2.7.5. Anne Babalığı En İyi Düzeyde Desteklemek

Anne babalar çocukların gelişimlerini desteklemek gibi önemli bir konuda çoğunlukla nadiren eğitim alırlar. Anne-babalar çocuklarının ilk öğretmenleridirler; anne-baba çocuk etkileşimi çocuğun zihinsel, duygusal, dil, gelişimini biçimlendirir. Pek çok anne-baba çocuklarının en iyi düzeyde öğrenmesini sağlamak ve gelişimlerini destekleme konusunda kendilerini sorumlu tutarlar ve bu konuda çaba harcarlar. Araştırmalar, çocukların yeni becerileri uygulayarak aktif olarak denediklerinde ve destekleyici bir ortamda çevrelerini araştırma ve öğrenme fırsatı verildiğinde en iyi düzeyde öğrendiklerini göstermektedir (26).

Aile eğitiminde ailenin çocuk gelişimi hakkında bilgilendirilmesi, çocuğun gelişim düzeyine uygun eğitim yaklaşımları konusunda bilinçlendirilmesi son derece önemlidir (48).

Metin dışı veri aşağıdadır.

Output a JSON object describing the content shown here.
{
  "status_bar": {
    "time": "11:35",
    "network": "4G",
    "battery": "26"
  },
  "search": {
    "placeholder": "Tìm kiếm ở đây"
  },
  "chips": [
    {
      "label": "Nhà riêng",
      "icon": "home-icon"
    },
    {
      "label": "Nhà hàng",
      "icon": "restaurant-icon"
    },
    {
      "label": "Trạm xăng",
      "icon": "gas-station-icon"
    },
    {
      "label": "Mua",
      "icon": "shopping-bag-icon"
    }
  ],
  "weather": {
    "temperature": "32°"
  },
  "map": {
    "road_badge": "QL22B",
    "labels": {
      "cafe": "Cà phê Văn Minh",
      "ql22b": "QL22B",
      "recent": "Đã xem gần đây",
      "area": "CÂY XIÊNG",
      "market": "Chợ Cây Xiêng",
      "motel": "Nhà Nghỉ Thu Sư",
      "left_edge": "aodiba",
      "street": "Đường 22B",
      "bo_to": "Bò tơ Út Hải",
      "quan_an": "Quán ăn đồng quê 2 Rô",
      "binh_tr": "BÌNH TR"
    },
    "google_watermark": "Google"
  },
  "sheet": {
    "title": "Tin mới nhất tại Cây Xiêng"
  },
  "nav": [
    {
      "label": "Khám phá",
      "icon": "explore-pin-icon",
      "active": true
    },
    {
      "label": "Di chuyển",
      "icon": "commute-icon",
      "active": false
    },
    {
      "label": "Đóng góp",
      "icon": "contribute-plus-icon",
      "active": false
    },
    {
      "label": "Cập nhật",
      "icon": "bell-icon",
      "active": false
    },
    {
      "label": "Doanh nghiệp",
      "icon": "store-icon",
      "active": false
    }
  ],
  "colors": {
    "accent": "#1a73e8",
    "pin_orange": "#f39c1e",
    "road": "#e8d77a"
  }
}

Anne-babaların çocuk yetiştirme konusunda ihtiyaçları çoktur. Pek çok kişi anne-babalığa hazırlanırken kendi çocukluk deneyimlerinden etkilenir. Doyurucu yeterli bir çocukluk geçirmiş anne-babalar aile destek hizmetlerinden uzak olsalar bile yeterli olabilmektedirler. Ancak olumsuz deneyimleri olan anne-babaların pozitif anne babalık teknikleri ile ilgili rehberliğe ve desteğe ihtiyaçları olmaktadır (26).

Anne babalara yönelik programlar, yapıları açısından farklılık gösterirler. Anne-baba (education) eğitimi: Bu geniş süreç anne babaları çocuk yetiştirme becerileri ve bazı özel alanlarda bilgilendirmeyi içerir. Profesyoneller anne-babaların çocukları ile ilgili hedeflerine ulaşmalarına yardımcı olurlar. Programlar genellikle; çocuklarının gelişimsel becerilerini desteklemek ve güçlendirmek konusunda anne babalara yardımcı olacak anne baba stratejilerini

öğretmeyi içerir. Ayrıca çocuğun sosyal yaşam ve oyununa katılım yolu ile davranışlarını şekillendirmek ve gelişimsel öğrenmeyi destekleyici fırsatları artırmayı hedefler (26).

Anne-baba (training) eğitim uygulamaları: Aile eğitiminin daha özel alanlara ve daha özellikli ihtiyaçlara göre hazırlanarak, anne-babalara etkileşimli bir şekilde doğrudan rehberlik etme süreçlerini içerir.

Anne-baba destek programları: Servisler tarafından hazırlanan aile fonksiyonlarını güçlendirmek ve desteklemek amacıyla başvurulan programlardır.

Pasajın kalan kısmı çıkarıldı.